Prima di morire all’età di cinquantanove anni in un letto
Cromwell Hospital di Londra si era fatto fotografare
agonizzante. Smunto, emaciato e con gli occhi spiritati aveva chiesto al tabloid
domenicale inglese “News of the World” di corredare la propria foto con una
laconica e disperata scritta: "Il messaggio finale di George Best: non morite
come me" nella speranza di essere un monito per tutti gli alcolisti
che affogano la loro vita in una bottiglia. Triste epilogo di un campione che ha
illuminato gli occhi dei tifosi di tutto il mondo con le sue serpentine, i suoi
gol e le sue sguscianti incursioni sulla fascia. Sui tabloid inglesi c’è chi ha
criticato aspramente la sua decisione di farsi ritrarre in pelle e ossa sul
“News of the World” e sottolineato come non basta una foto per corrompere la
parte distruttiva presente in ogni alcolista.
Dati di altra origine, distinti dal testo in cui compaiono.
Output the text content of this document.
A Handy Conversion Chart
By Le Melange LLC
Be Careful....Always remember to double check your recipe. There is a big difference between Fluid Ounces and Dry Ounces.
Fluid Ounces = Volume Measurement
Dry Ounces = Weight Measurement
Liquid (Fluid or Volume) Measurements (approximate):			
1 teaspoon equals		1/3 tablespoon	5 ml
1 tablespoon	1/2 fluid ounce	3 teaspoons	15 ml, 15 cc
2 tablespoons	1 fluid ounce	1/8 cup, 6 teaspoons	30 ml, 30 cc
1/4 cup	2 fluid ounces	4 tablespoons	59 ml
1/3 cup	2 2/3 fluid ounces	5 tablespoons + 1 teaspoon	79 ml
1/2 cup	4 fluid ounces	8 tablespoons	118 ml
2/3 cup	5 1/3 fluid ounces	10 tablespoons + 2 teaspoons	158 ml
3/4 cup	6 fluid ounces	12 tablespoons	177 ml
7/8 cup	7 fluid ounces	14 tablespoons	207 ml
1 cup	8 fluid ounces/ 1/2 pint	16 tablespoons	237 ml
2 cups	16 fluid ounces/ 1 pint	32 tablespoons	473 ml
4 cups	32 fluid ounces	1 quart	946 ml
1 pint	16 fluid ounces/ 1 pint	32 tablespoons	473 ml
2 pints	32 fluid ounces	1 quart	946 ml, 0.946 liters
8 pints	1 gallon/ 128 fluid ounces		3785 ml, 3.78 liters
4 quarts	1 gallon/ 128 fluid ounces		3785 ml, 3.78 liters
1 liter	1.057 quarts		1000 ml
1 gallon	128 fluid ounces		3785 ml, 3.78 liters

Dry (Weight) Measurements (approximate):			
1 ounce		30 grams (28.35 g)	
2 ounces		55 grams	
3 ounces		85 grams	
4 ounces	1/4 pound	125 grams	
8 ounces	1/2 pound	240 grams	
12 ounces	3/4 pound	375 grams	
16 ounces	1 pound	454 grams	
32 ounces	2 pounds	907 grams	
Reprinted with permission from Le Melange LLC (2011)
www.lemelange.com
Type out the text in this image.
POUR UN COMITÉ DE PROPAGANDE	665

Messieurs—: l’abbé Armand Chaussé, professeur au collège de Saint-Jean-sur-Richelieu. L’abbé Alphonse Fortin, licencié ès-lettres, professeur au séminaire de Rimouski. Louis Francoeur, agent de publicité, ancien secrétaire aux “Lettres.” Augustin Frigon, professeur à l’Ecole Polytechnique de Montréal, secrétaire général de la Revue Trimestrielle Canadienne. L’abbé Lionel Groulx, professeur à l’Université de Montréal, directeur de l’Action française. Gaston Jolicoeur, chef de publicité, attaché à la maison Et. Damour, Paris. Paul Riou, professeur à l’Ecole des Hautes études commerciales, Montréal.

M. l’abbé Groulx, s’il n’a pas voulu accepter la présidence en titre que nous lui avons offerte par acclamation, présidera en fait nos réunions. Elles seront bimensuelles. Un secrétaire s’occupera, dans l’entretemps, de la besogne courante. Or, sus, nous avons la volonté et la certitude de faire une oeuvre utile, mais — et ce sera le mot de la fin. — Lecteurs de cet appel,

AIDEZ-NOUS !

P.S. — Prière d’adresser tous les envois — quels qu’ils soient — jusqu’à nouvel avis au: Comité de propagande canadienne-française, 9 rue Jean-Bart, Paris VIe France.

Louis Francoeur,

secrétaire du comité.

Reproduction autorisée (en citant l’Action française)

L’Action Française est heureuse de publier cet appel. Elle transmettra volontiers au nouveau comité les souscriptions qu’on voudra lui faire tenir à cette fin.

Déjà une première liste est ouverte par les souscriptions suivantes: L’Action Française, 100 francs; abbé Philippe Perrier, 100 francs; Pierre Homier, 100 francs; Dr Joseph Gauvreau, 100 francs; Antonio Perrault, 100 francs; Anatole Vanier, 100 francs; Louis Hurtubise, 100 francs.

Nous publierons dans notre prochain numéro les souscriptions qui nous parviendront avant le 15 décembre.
L’opinione pubblica si è divisa in
due ed io concordo con chi crede che per aiutare davvero qualcuno ad uscire
dall’inferno dell’alcol non servono né slogan, nè campagne di prevenzione. Chi
crede nell’effetto catartico di queste operazioni magiche è, a mio avviso, un
inguaribile romantico o un ingenuo. George Best resterà nel mio cuore né
come l’anarchico ubriacone che saltava gli allenamenti, né come l’uomo che ha
trascorso più tempo nelle corsie di ospedale che nei campi da calcio ma come la
sgusciante ala destra del Manchester United che, messo fuori rosa per motivi
disciplinari per la bellezza di sei turni, al suo rientro in campo, fece
esplodere tutta la rabbia che aveva in corpo, rifilando sei gol allo Stockcity.